German economic growth accelerated at the end of last year while France’s slowed, signaling that the euro-area recovery remained uneven as the European Central Bank prepared to pledge unlimited quantitative easing. German gross domestic product surged 0.7 percent in the fourth quarter after expanding 0.1 percent in the previous three months, the Federal Statistics Office in Wiesbaden said today. The French economy grew 0.1 percent after 0.3 percent in the July-September period.
Seven years after the onset of the global economic crisis, the 19-nation euro area is still plagued by falling prices and high unemployment, while a showdown between Greece and its European partners over the country’s debt has rekindled the risk of a euro break up. A slump in oil prices is helping domestic demand and more stimulus is the pipeline from the QE plan by the ECB that has already weakened the euro.
“It’s not a story of ‘here comes the boom,’” said Nick Kounis, head of macro and financial-markets research at ABN Amro Bank NV in Amsterdam. “But we are starting to see signs of a more convincing recovery. The euro remained higher after the report and traded at $1.1428 at 9:41 a.m. Frankfurt time. The benchmark DAX index broke through 11,000 for the first time.
Euro-area GDP probably expanded 0.2 percent last quarter after growing at the same rate in the third, according to a separate survey. That report is due from the European Union’s statistics office in Luxembourg at 11 a.m. today. Italy and Portugal are scheduled to release national figures before then. The Slovak economy grew 2.4 percent in the fourth quarter from a year ago, and the Dutch recorded an increase in GDP of 0.5 percent from the third quarter.

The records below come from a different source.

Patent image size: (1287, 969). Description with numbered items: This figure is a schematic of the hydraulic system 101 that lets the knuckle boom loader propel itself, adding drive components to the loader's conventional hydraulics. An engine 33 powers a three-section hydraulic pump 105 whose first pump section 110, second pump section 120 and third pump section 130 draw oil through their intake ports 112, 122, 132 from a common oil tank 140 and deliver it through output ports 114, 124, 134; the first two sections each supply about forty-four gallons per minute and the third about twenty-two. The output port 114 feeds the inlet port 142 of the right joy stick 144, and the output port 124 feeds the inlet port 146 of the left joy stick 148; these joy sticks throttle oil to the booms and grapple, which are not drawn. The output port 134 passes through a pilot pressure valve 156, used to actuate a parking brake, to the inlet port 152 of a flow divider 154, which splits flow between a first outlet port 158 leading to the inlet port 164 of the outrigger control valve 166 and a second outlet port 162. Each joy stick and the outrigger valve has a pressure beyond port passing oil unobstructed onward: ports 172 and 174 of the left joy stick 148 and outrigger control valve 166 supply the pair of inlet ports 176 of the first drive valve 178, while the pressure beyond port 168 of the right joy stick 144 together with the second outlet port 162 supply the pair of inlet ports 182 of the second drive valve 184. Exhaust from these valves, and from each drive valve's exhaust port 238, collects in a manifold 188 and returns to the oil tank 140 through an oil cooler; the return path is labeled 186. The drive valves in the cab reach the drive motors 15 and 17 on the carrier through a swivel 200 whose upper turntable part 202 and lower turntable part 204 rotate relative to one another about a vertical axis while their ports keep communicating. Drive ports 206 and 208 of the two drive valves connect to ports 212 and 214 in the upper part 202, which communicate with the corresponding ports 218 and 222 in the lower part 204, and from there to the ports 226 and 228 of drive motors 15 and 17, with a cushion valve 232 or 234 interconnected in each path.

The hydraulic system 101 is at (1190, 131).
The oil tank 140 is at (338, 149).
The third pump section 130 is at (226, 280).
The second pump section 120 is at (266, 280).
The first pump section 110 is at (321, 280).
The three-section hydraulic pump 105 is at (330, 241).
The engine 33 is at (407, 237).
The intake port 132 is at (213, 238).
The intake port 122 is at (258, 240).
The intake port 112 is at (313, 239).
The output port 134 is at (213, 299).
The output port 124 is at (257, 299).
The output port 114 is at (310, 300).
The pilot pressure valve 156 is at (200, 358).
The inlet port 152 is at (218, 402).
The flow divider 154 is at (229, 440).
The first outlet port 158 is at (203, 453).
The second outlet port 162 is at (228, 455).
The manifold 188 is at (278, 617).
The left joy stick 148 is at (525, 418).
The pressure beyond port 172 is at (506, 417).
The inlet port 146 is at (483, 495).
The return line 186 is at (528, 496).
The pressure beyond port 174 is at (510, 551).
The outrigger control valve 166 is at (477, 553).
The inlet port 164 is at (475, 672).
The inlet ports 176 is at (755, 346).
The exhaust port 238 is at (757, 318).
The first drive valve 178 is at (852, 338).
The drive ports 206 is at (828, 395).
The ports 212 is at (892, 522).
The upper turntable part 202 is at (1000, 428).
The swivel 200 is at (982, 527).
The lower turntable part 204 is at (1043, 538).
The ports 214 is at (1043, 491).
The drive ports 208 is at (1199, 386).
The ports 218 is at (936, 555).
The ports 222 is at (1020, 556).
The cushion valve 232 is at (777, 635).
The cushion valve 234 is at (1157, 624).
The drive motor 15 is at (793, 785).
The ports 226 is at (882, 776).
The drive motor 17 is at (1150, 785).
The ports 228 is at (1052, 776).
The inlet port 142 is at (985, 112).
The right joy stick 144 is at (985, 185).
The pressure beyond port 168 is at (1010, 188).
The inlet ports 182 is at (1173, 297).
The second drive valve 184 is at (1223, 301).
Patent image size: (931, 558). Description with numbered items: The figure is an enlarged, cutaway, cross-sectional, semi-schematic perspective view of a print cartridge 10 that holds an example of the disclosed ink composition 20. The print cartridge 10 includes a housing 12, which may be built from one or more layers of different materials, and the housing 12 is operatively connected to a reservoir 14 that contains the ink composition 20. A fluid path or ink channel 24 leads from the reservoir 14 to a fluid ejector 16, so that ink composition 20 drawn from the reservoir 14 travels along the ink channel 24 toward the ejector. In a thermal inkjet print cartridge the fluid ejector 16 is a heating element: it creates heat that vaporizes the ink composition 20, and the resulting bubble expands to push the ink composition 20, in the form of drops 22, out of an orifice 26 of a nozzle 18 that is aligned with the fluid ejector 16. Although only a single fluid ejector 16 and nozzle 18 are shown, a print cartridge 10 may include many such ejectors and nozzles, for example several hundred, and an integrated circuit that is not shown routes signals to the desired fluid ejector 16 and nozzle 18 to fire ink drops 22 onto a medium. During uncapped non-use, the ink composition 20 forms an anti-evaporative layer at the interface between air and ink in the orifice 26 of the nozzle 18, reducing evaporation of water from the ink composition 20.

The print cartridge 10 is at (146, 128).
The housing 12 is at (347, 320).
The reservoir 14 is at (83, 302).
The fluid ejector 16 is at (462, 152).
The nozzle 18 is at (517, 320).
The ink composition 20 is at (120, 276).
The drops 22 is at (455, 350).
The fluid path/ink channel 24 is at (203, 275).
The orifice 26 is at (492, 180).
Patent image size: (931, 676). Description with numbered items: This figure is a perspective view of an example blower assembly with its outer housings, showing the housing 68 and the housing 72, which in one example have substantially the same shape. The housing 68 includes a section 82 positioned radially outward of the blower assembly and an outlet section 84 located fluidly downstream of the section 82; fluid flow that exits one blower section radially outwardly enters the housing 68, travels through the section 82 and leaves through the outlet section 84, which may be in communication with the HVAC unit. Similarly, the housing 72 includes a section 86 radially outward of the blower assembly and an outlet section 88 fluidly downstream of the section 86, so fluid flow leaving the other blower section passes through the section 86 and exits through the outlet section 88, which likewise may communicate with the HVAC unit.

Spain, the euro-area’s fourth-largest economy, reported on Jan. 30 that its economy expanded at the fastest pace in seven years in the fourth quarter, with GDP rising 0.7 percent from the previous one. “The German economy turned out to be strong in a difficult global economic environment, benefiting especially from a strong domestic demand,” Roderich Egeler, president of the national statistics office, said in Berlin on Jan. 15. At the time, the office said GDP increased a quarter of a percent in the fourth quarter and 1.5 percent in 2014.